WASHINGTON (BP)–Education reform that would allow tax-free savings accounts to be used for public and private schooling at the elementary and secondary levels has sailed through the U.S. Senate, but the proposal appears destined to sink again when it reaches the White House.
The Senate voted 61-37 in favor of the Affordable Education Act, which includes the proposal for education savings accounts. The House of Representatives has yet to vote on the measure in this session.
The measure would permit parents or others to place as much as $2,000 a year for a child in an account with no tax on the interest if it is used for education. This post-tax money could be used for kindergarten through 12th-grade students at private, religious or home schools, but it also could be utilized for such expenses as tutoring, uniforms or home computers for public-school students.

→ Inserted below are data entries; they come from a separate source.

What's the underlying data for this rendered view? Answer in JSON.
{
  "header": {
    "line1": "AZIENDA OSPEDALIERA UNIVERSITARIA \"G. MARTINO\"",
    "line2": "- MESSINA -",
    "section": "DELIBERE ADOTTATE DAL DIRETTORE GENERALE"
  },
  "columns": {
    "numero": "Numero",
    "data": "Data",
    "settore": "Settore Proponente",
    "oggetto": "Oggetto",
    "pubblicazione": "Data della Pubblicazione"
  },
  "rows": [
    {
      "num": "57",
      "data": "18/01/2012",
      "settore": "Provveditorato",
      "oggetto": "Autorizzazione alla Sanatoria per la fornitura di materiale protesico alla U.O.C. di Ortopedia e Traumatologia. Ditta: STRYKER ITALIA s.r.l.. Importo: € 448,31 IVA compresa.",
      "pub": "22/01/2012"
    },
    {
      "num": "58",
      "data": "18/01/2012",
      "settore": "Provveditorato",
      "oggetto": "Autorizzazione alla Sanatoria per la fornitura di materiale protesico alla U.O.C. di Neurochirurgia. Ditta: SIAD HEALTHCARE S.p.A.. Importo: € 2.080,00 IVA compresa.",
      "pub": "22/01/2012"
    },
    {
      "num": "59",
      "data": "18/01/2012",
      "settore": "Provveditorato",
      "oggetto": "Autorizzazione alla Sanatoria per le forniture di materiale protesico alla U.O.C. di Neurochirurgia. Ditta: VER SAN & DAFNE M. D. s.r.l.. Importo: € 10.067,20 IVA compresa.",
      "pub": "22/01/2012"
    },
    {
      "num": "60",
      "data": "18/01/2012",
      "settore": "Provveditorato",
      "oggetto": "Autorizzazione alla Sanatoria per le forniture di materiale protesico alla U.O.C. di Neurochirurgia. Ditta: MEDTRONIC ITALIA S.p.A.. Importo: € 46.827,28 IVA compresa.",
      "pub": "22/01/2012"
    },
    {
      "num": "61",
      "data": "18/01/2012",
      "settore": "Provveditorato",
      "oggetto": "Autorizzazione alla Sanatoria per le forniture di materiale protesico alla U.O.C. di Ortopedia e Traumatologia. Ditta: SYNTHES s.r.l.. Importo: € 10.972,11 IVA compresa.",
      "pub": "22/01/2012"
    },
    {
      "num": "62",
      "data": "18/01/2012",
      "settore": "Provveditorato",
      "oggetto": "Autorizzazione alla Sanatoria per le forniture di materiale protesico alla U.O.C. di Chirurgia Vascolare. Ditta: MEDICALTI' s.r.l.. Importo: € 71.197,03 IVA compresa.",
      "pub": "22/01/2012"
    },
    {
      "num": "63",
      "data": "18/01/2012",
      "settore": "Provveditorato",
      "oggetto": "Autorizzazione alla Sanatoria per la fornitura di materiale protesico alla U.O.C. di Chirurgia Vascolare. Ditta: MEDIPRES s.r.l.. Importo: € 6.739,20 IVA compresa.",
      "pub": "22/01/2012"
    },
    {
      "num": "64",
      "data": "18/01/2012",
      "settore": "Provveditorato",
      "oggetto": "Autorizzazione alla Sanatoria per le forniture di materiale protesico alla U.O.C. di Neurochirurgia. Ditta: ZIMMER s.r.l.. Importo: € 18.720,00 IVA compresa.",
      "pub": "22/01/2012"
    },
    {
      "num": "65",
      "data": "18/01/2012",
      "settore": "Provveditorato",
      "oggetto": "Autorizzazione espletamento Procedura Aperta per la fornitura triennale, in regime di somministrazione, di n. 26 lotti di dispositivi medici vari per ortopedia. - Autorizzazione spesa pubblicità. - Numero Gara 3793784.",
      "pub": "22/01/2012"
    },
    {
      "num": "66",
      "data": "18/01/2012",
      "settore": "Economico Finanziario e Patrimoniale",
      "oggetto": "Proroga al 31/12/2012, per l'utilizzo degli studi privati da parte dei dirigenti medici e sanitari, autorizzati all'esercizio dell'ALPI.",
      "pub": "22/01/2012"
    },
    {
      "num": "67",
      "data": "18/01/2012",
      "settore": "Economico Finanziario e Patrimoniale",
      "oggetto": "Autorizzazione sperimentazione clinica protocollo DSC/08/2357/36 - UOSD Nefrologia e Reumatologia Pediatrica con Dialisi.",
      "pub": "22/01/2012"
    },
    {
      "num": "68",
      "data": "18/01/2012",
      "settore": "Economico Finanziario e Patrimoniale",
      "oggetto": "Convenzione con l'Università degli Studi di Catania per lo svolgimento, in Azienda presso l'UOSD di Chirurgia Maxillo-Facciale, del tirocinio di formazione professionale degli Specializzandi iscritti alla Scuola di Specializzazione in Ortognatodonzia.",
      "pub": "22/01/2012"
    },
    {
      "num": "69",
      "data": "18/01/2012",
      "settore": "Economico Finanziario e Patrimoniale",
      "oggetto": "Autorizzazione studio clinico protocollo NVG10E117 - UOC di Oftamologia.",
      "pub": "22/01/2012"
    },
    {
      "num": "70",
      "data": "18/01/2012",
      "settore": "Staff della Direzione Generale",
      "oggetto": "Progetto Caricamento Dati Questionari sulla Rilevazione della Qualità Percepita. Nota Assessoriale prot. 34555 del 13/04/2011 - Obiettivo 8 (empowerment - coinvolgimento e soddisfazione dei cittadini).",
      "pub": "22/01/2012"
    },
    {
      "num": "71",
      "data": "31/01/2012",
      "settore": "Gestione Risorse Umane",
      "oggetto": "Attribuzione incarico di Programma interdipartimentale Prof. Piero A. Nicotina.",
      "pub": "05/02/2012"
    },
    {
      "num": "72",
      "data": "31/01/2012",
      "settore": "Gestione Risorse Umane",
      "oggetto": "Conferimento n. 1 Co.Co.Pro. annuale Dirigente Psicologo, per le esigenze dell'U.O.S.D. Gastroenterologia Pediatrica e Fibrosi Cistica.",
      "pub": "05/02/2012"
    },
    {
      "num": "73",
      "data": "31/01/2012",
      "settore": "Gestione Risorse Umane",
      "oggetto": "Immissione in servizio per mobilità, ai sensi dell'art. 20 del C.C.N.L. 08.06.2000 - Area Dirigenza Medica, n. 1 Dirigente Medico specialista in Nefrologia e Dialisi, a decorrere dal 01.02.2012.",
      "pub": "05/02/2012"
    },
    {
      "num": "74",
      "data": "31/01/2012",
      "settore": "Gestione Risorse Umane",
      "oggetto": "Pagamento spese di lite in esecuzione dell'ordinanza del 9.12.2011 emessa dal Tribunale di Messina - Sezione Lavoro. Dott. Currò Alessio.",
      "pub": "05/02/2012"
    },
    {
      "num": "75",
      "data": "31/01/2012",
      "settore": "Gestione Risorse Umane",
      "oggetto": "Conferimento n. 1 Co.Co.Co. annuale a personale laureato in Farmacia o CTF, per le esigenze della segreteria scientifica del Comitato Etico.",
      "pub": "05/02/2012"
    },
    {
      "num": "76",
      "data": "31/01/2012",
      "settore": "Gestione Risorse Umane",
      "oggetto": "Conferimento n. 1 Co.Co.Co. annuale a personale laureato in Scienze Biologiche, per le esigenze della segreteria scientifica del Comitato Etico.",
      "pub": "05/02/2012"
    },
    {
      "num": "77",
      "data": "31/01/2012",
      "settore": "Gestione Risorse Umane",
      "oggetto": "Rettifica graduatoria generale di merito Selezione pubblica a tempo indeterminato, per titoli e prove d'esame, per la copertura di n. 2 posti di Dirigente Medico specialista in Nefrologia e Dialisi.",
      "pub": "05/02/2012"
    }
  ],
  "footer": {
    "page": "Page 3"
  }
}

Such accounts already are permitted at the college level for as much as $500. The bill would allow accounts to roll over for use in college if they are not utilized previously.
“Increasing numbers of Southern Baptists and Americans are sympathetic to doing all that we can in government and tax policy to empower parents to make the choices that they believe are best for their children,” said Richard Land, president of the Southern Baptist Ethics & Religious Liberty Commission. “Education savings accounts would certainly be another step in that direction.”
The ERLC first endorsed the measure in 1997.
President Clinton has already killed the legislation three times and appears likely to do so again. In 1997, he insisted education savings accounts be removed from the budget package. The next year, he vetoed the proposal as a freestanding measure. Last year, he vetoed a tax-relief bill in which ESAs were included.
A two-thirds majority in both houses of Congress is required to override a presidential veto. The Senate vote March 2 fell short of that goal.
Sens. Paul Coverdell, R.-Ga., and Robert Torricelli, D.-N.J., crafted the ESA proposal.